Milliyet Sanat
Milliyet Sanat »Yazarlar » Selin Gürel | “Dağ”ın düşündürdükleri...

“Dağ”ın düşündürdükleri...

05 Aralık 2012 - 07:12 | Ufuk Bayraktar ve Çağlar Ertuğrul, Alper Çağlar'ın yönettiği "Dağ" (2012) filminde.
Alper Çağlar, “Dağ” ile şiddetli bir eleştiri bombardımanının orta yerinde kaldı. Ancak filmi eleştirirken, kendisi ile derdini ayrı ayrı ele almak gerekmez mi?Kathryn Bigelow, “The Hurt Locker / Ölümcül Tuzak” ile yılın en büyük ödüllerini topladığında, savaşmayı yüce bir amaç haline getiren, buram buram milliyetçilik kokan bir filmin aynı zamanda iyi çekilmiş bir film de olabileceği konusunda kimsenin bir şüphesi yoktu. Sinemada gittikçe artan dozlarla bünyemize servis edilen Amerikan milliyetçiliğine bağışıklık kazandığımızdan olsa gerek, bu tür bir filmi eleştirirken topluma verdiği mesajı çok da büyük bir mesele haline getirmeden, soğukkanlılıkla kalem oynatabiliyoruz. Filmin kendisi ile mesajını birbirinden ayırmak, deveye hendek atlatmak kadar zor olmuyor. Tabii işin içinde Amerikan milliyetçiliğine karşı oluşan mutlak fikir birliğinin rahatlığı da var. Ancak söz konusu olan bir Türk filmiyse, kabul etmek gerekir ki dışarıdan bakma yetimizi büyük oranda kaybediyoruz. Alper Çağlar’ın filmi “Dağ”, bu anlamda önemli bir sınav oldu ve bu sınavdan geçer not alamadık.

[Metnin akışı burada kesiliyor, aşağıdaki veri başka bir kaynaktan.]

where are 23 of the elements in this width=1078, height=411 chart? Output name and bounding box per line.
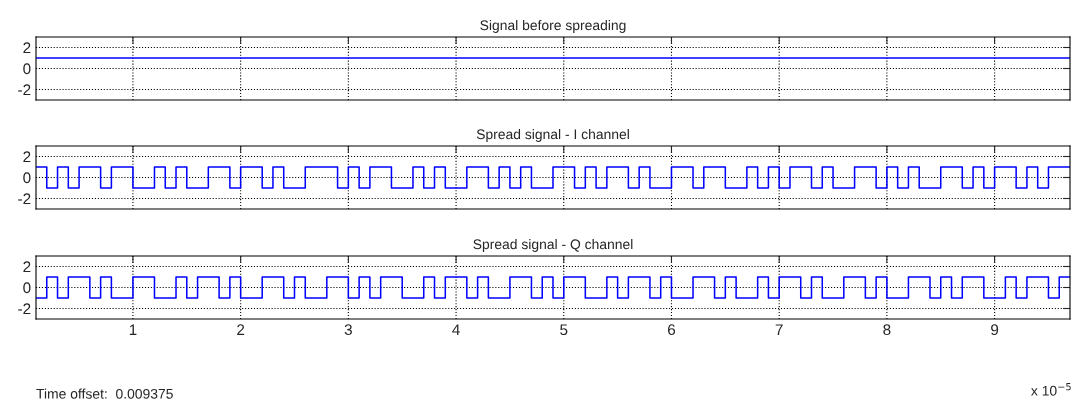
chart-title: Spread signal - Q channel (473, 238, 633, 252)
x-tick-label: 6 (668, 324, 676, 336)
y-tick-label: 0 (23, 63, 31, 75)
x-tick-label: 5 (560, 324, 568, 336)
chart-title: Signal before spreading (480, 19, 626, 33)
y-tick-label: 0 (23, 282, 31, 294)
y-tick-label: -2 (18, 193, 31, 205)
chart-title: Spread signal - I channel (476, 128, 629, 142)
x-tick-label: 3 (344, 324, 352, 336)
x-tick-label: 4 (452, 324, 460, 335)
y-tick-label: 2 (23, 42, 31, 54)
y-tick-label: 2 (23, 151, 31, 163)
y-tick-label: 2 (23, 261, 31, 273)
text: Time offset: 0.009375 (36, 388, 173, 399)
y-tick-label: -2 (18, 84, 31, 96)
y-tick-label: 0 (23, 172, 31, 184)
x-tick-label: 7 (775, 324, 783, 335)
x-tick-label: 2 (237, 324, 245, 335)
x-tick-label: 8 (883, 324, 891, 336)
y-tick-label: -2 (18, 303, 31, 315)
x-tick-label: 1 (129, 324, 137, 335)
text: x 10$^{−5}$ (1031, 383, 1071, 396)
x-tick-label: 9 (991, 324, 999, 336)
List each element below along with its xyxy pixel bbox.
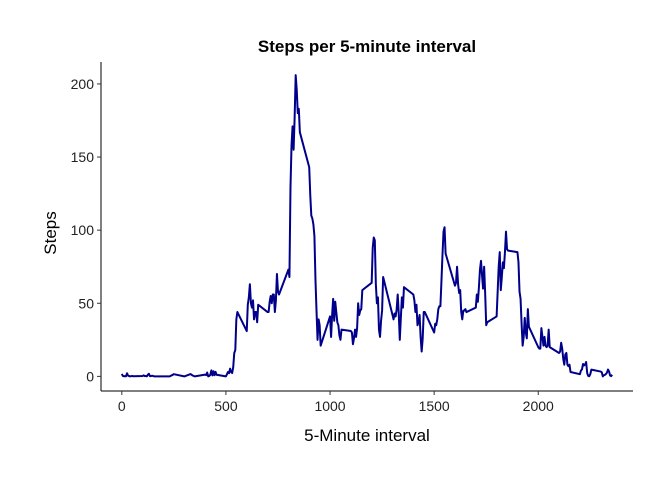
series-line — [120, 74, 613, 378]
x-tick-label: 1000 — [314, 398, 345, 414]
y-tick-label: 0 — [86, 368, 94, 384]
y-tick-label: 50 — [78, 295, 94, 311]
plot-area — [120, 74, 613, 378]
y-tick-label: 100 — [71, 222, 95, 238]
x-tick-label: 500 — [214, 398, 238, 414]
x-tick-label: 1500 — [419, 398, 450, 414]
y-axis-ticks: 0 50 100 150 200 — [71, 76, 101, 384]
x-tick-label: 0 — [118, 398, 126, 414]
x-tick-label: 2000 — [523, 398, 554, 414]
y-axis-label: Steps — [41, 211, 60, 254]
y-tick-label: 150 — [71, 149, 95, 165]
chart-title: Steps per 5-minute interval — [258, 37, 476, 56]
x-axis-label: 5-Minute interval — [304, 426, 430, 445]
x-axis-ticks: 0 500 1000 1500 2000 — [118, 391, 554, 414]
y-tick-label: 200 — [71, 76, 95, 92]
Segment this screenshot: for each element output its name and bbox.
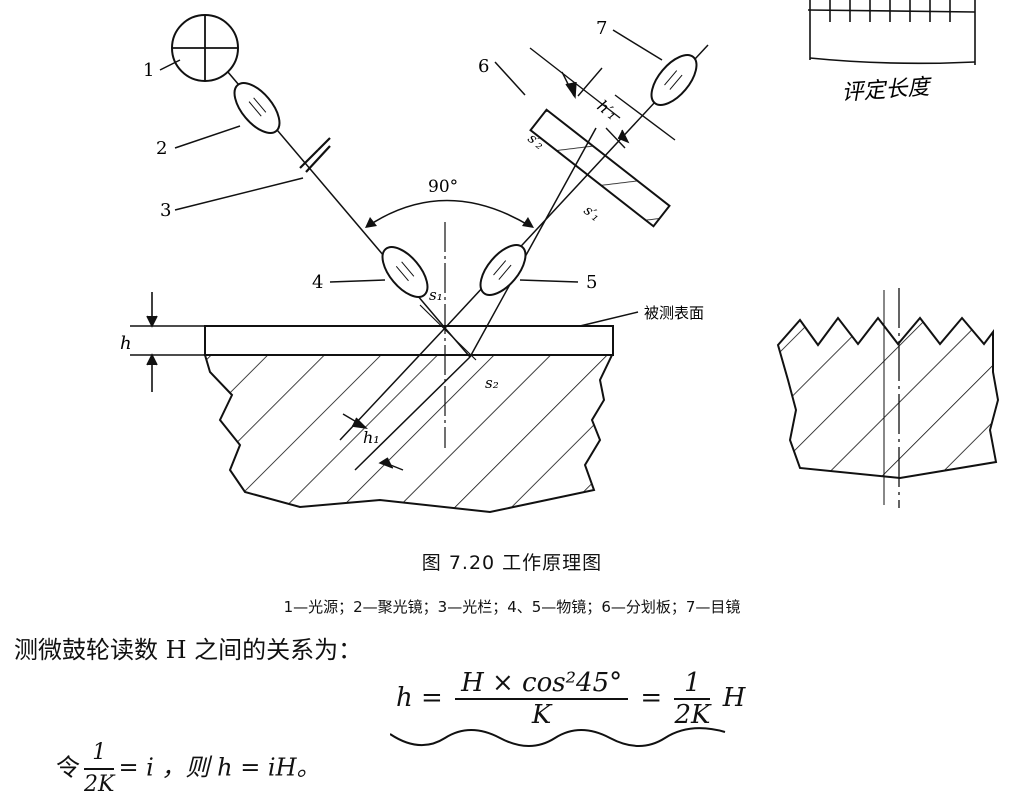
main-formula: h = H × cos²45° K = 1 2K H	[390, 668, 746, 747]
h1-dimension	[342, 413, 404, 471]
formula-numerator: H × cos²45°	[455, 668, 629, 700]
label-1: 1	[143, 60, 154, 81]
aperture-stop	[299, 137, 331, 173]
formula-eq2: =	[640, 683, 663, 713]
leader-6	[494, 61, 526, 96]
objective-lens-4	[381, 246, 429, 298]
s2-ray-lower	[354, 356, 471, 471]
h-label: h	[120, 333, 132, 354]
wavy-underline	[390, 727, 726, 747]
s2-label: s₂	[485, 374, 499, 392]
formula-fraction-2: 1 2K	[674, 668, 711, 730]
formula-frac2-denominator: 2K	[674, 700, 711, 730]
relation-intro-text: 测微鼓轮读数 H 之间的关系为：	[14, 636, 363, 664]
workpiece-body	[203, 354, 614, 514]
formula-lhs: h =	[396, 683, 443, 713]
handwritten-note: 评定长度	[841, 75, 934, 106]
leader-4	[329, 279, 386, 283]
h1-prime-dimension	[529, 47, 676, 149]
s1-label: s₁	[429, 286, 443, 304]
leader-5	[519, 279, 579, 283]
rough-surface-section	[776, 288, 1000, 508]
let-fraction: 1 2K	[84, 738, 115, 800]
let-rest: = i ，则 h = iH。	[118, 753, 321, 782]
formula-denominator: K	[531, 700, 552, 730]
h-dimension	[130, 292, 205, 392]
working-principle-diagram: h h₁ 90°	[120, 0, 1000, 514]
label-5: 5	[586, 272, 597, 293]
label-7: 7	[596, 18, 607, 39]
h1-label: h₁	[363, 428, 380, 447]
condenser-lens	[233, 82, 281, 134]
figure-caption-title: 图 7.20 工作原理图	[421, 552, 603, 574]
formula-fraction-1: H × cos²45° K	[455, 668, 629, 730]
label-6: 6	[478, 56, 489, 77]
surface-layer	[204, 325, 614, 356]
label-3: 3	[160, 200, 171, 221]
let-denominator: 2K	[84, 772, 115, 797]
figure-caption-legend: 1—光源；2—聚光镜；3—光栏；4、5—物镜；6—分划板；7—目镜	[283, 598, 741, 616]
leader-7	[612, 29, 663, 61]
cross-ray	[419, 304, 477, 361]
definition-line: 令 1 2K = i ，则 h = iH。	[56, 738, 321, 800]
let-prefix: 令	[56, 753, 80, 782]
angle-arc	[367, 199, 531, 227]
reticle-plate	[529, 108, 671, 228]
eyepiece-lens	[650, 54, 698, 106]
leader-1	[159, 59, 181, 71]
let-numerator: 1	[84, 738, 115, 770]
leader-2	[174, 125, 241, 149]
label-2: 2	[156, 138, 167, 159]
surface-label: 被测表面	[644, 304, 704, 322]
angle-label: 90°	[428, 177, 458, 197]
formula-tail: H	[722, 683, 746, 713]
leader-surface	[579, 311, 639, 327]
formula-frac2-numerator: 1	[674, 668, 711, 700]
objective-lens-5	[479, 244, 527, 296]
s1-prime-label: s′₁	[581, 203, 603, 225]
scale-sketch	[807, 0, 976, 65]
leader-3	[174, 177, 304, 211]
label-4: 4	[312, 272, 323, 293]
light-source	[171, 14, 239, 82]
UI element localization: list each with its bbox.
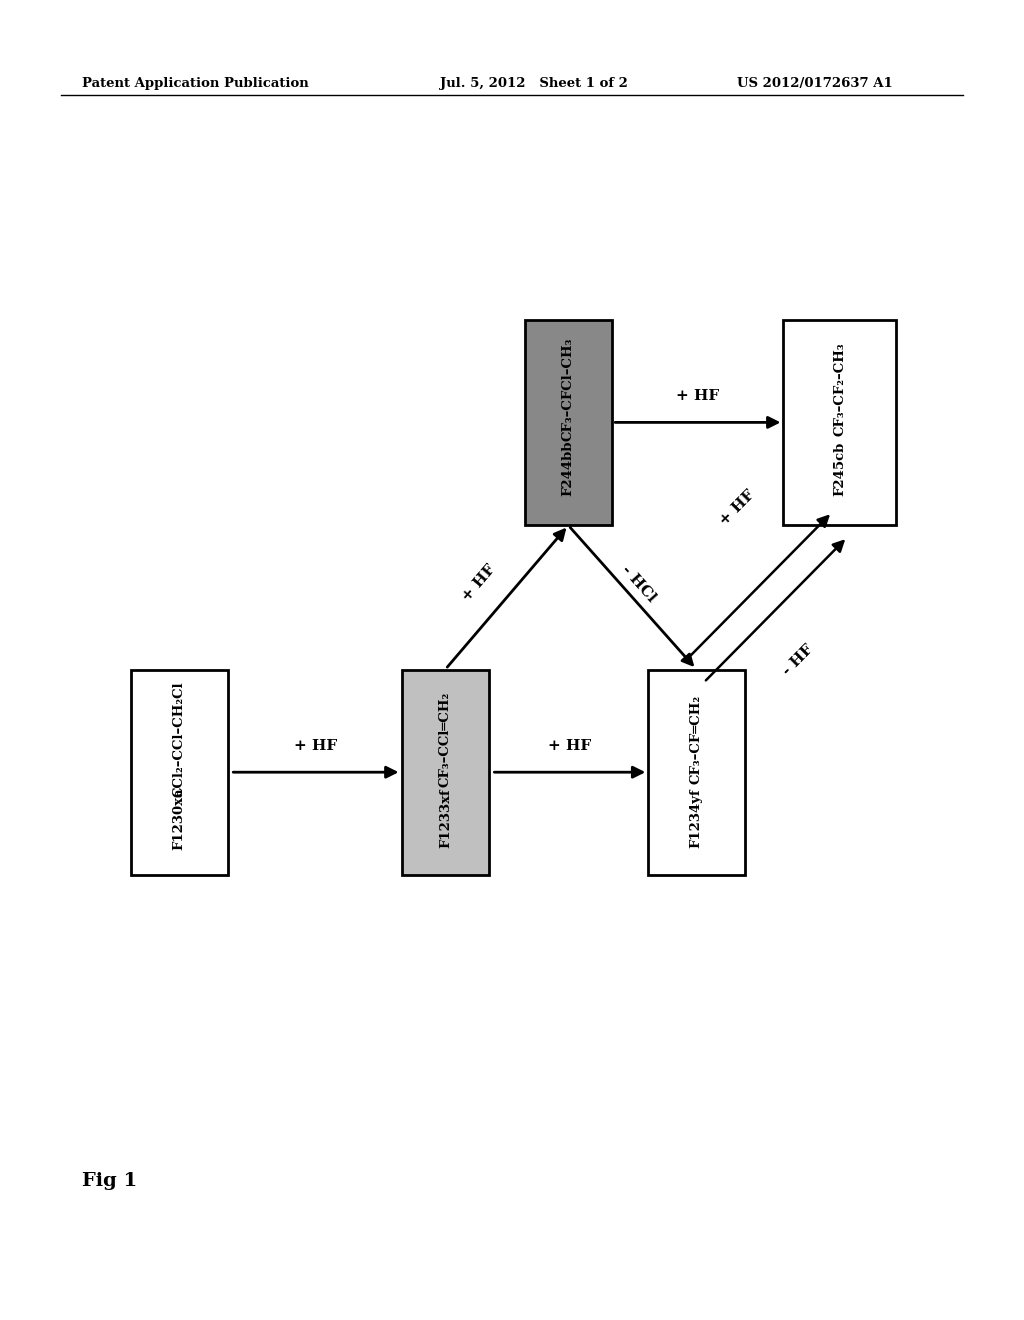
- Bar: [783, 319, 896, 524]
- Bar: [525, 319, 612, 524]
- Bar: [131, 671, 227, 875]
- Text: F245cb: F245cb: [834, 441, 846, 496]
- Text: F1233xf: F1233xf: [439, 788, 452, 849]
- Text: CF₃–CCl═CH₂: CF₃–CCl═CH₂: [439, 692, 452, 787]
- Text: Fig 1: Fig 1: [82, 1172, 137, 1191]
- Text: + HF: + HF: [548, 739, 591, 752]
- Text: US 2012/0172637 A1: US 2012/0172637 A1: [737, 77, 893, 90]
- Text: - HCl: - HCl: [620, 562, 658, 605]
- Text: Jul. 5, 2012   Sheet 1 of 2: Jul. 5, 2012 Sheet 1 of 2: [440, 77, 628, 90]
- Bar: [648, 671, 745, 875]
- Text: + HF: + HF: [294, 739, 337, 752]
- Bar: [401, 671, 489, 875]
- Text: - HF: - HF: [780, 643, 816, 678]
- Text: CF₃–CF₂–CH₃: CF₃–CF₂–CH₃: [834, 343, 846, 436]
- Text: + HF: + HF: [460, 562, 499, 605]
- Text: CCl₂–CCl–CH₂Cl: CCl₂–CCl–CH₂Cl: [173, 681, 185, 797]
- Text: CF₃–CFCl–CH₃: CF₃–CFCl–CH₃: [562, 338, 574, 441]
- Text: F1230xa: F1230xa: [173, 787, 185, 850]
- Text: CF₃–CF═CH₂: CF₃–CF═CH₂: [690, 694, 702, 784]
- Text: F244bb: F244bb: [562, 441, 574, 496]
- Text: + HF: + HF: [676, 389, 719, 403]
- Text: + HF: + HF: [718, 487, 758, 528]
- Text: F1234yf: F1234yf: [690, 788, 702, 849]
- Text: Patent Application Publication: Patent Application Publication: [82, 77, 308, 90]
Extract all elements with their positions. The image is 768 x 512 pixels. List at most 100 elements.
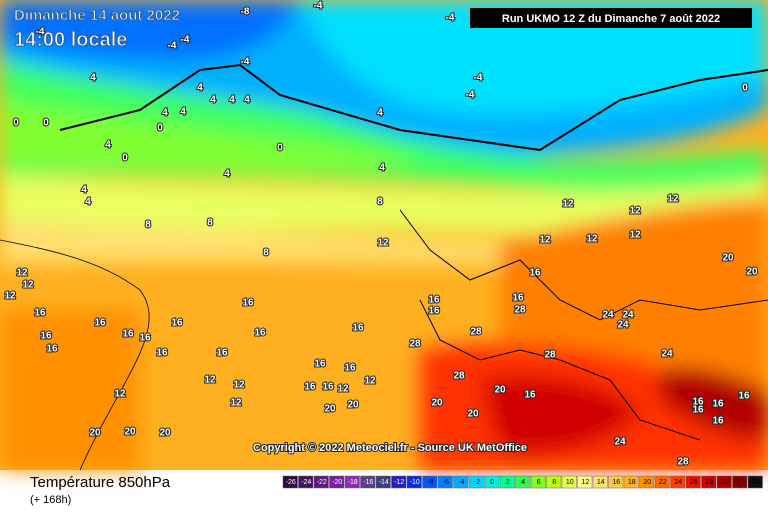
contour-label: 16 [692, 405, 704, 416]
contour-label: 16 [512, 293, 524, 304]
legend-swatch [639, 475, 655, 489]
legend-swatch [360, 475, 376, 489]
legend-tick-label: -14 [379, 479, 389, 486]
contour-label: 4 [85, 197, 91, 208]
legend-tick-label: 2 [506, 479, 510, 486]
contour-label: 16 [322, 382, 334, 393]
contour-label: 16 [738, 391, 750, 402]
legend-swatch [437, 475, 453, 489]
contour-label: -4 [181, 35, 190, 46]
legend-swatch [499, 475, 515, 489]
legend-swatch [282, 475, 298, 489]
contour-label: 24 [622, 310, 634, 321]
contour-label: 4 [229, 95, 235, 106]
legend-swatch [313, 475, 329, 489]
legend-swatch [685, 475, 701, 489]
contour-label: 12 [22, 280, 34, 291]
contour-label: 28 [677, 457, 689, 468]
contour-label: 20 [159, 428, 171, 439]
contour-label: 16 [529, 268, 541, 279]
contour-label: 16 [34, 308, 46, 319]
contour-label: 4 [180, 107, 186, 118]
legend-swatch [484, 475, 500, 489]
contour-label: 28 [470, 327, 482, 338]
contour-label: 8 [145, 220, 151, 231]
legend-swatch [422, 475, 438, 489]
legend-tick-label: 14 [597, 479, 605, 486]
contour-label: 0 [742, 83, 748, 94]
legend-swatch [577, 475, 593, 489]
legend-tick-label: 12 [581, 479, 589, 486]
legend-swatch [391, 475, 407, 489]
contour-label: 4 [244, 95, 250, 106]
legend-swatch [515, 475, 531, 489]
legend-tick-label: 22 [659, 479, 667, 486]
copyright: Copyright © 2022 Meteociel.fr - Source U… [253, 442, 527, 454]
contour-label: 12 [377, 238, 389, 249]
contour-label: 16 [171, 318, 183, 329]
legend-tick-label: -24 [301, 479, 311, 486]
contour-label: 24 [661, 349, 673, 360]
contour-label: 0 [157, 123, 163, 134]
contour-label: 8 [263, 248, 269, 259]
legend-tick-label: 10 [566, 479, 574, 486]
legend-tick-label: -26 [286, 479, 296, 486]
contour-label: 16 [216, 348, 228, 359]
legend-tick-label: 6 [537, 479, 541, 486]
legend-swatch [732, 475, 748, 489]
contour-label: 12 [337, 384, 349, 395]
legend-swatch [701, 475, 717, 489]
contour-label: 12 [204, 375, 216, 386]
contour-label: 16 [156, 348, 168, 359]
contour-label: 12 [230, 398, 242, 409]
contour-label: 20 [124, 427, 136, 438]
contour-label: 16 [712, 399, 724, 410]
legend-swatch [298, 475, 314, 489]
contour-label: 16 [94, 318, 106, 329]
legend-tick-label: -22 [317, 479, 327, 486]
contour-label: 20 [467, 409, 479, 420]
legend-swatch [453, 475, 469, 489]
run: Run UKMO 12 Z du Dimanche 7 août 2022 [502, 13, 720, 25]
legend-swatch [344, 475, 360, 489]
contour-label: 0 [13, 118, 19, 129]
contour-label: 16 [254, 328, 266, 339]
contour-label: -4 [446, 13, 455, 24]
contour-label: -4 [168, 41, 177, 52]
contour-label: 12 [16, 268, 28, 279]
contour-label: 12 [667, 194, 679, 205]
legend-swatch [747, 475, 763, 489]
contour-label: 16 [524, 390, 536, 401]
legend-tick-label: 32 [736, 479, 744, 486]
contour-label: -4 [314, 1, 323, 12]
contour-label: -4 [466, 90, 475, 101]
legend-swatch [406, 475, 422, 489]
legend-swatch [654, 475, 670, 489]
contour-label: -4 [36, 27, 45, 38]
contour-label: 4 [197, 83, 203, 94]
contour-label: 4 [379, 163, 385, 174]
contour-label: 4 [90, 73, 96, 84]
contour-label: 12 [562, 199, 574, 210]
legend-tick-label: 18 [628, 479, 636, 486]
legend-tick-label: 4 [521, 479, 525, 486]
contour-label: 16 [428, 295, 440, 306]
legend-tick-label: 16 [612, 479, 620, 486]
contour-label: 16 [304, 382, 316, 393]
legend-tick-label: 34 [752, 479, 760, 486]
contour-label: 12 [4, 291, 16, 302]
contour-label: 4 [224, 169, 230, 180]
footer-title: Température 850hPa [30, 474, 171, 491]
contour-label: 4 [210, 95, 216, 106]
legend-tick-label: -2 [474, 479, 480, 486]
contour-label: 16 [242, 298, 254, 309]
contour-label: 4 [105, 140, 111, 151]
contour-label: 20 [494, 385, 506, 396]
legend-swatch [375, 475, 391, 489]
contour-label: 28 [409, 339, 421, 350]
legend-swatch [329, 475, 345, 489]
legend-tick-label: -8 [427, 479, 433, 486]
contour-label: 0 [277, 143, 283, 154]
legend-swatch [608, 475, 624, 489]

"The Hurt Locker"ı (2008), filmin Amerikan
milliyetçiliği propagandasını dikkate almadan
değerlendirebiliyoruz.
“Dağ” “orduya, askere, vatanın toprağına ve şehitlere” saygısını sunar, selamını yollarken, konuyla ilgili vardığı sonuçlar, karakterlerini dönüştürme şekli, her fırsatta aşılamaya çalıştığı yoğun milliyetçilik duygusu, savaşmak ile kahramanlığı kesiştirme hali, erkeklikle asker olmayı bağdaştırma çabası, “düşman” kavramını olabilecek en şiddetli şekilde ötekileştirmesi ve çizdiği sorunlu “geride kalan kadın” portresi ile rahatsız edici bir boyuta ulaşıyor, orası kesin. Sadece o da değil. Çağlar’ın filminin merkezine oturan büyük şehir çocuğu - kenar mahalle delikanlısı karşılaştırması da yüzeysel bir sınıf “analizi” denemesi olarak geçiyor kayıtlara. İşin içinde bedelli askerlik uygulamasının erkeklik ve vatanseverlik kavramları üzerinden karalanması da var, kısa dönem ve uzun dönem askerliğin, dolayısıyla okullu olup da olmayanın iki ayrı yakaya yerleştirildiği bir uçurum da. Her şey bir yana, filmin testesteron bombası olma konusundaki azmi bile tek başına yeterince dikkat çekiyor.

Ne var ki, “Dağ”ın izleyicide uyandırabileceği “coşkulu” duyguların sakıncalı sonuçlarını sorgularken, Çağlar’ın derdine değil filmine dair bazı gerçekleri de bertaraf etmemek gerekiyor. Çağlar, iki karşıt karakter arasındaki çatışmadan yararlanarak, geriye dönüşlerden de destek alarak, başından sonuna kadar heyecanı ayakta tutan iki kişilik bir film yapmış. Birçok açıdan zorlayıcı bir fikir bu. Dahası, mekanın kısıtlayıcı özelliğinden de derin yaralar almadan kurtulmayı başarmış. Teknik açıdan kalburüstü bir tür filmi çeken yönetmen, konuyu toplumsal vicdanın hizmetine doğru taraftan sunabilseydi, “Dağ” bugün farklı bir yerde olurdu. Bunu tahmin etmek güç değil. Nihayetinde bir tür propaganda sineması yapan Çağlar’ın dert edindiklerinin Bigelow’unkilerdan çok da büyük bir farkı yok. Bunun için cezalandırılması da en az bunun için ödüllendirilmesi kadar tuhaf kaçıyor.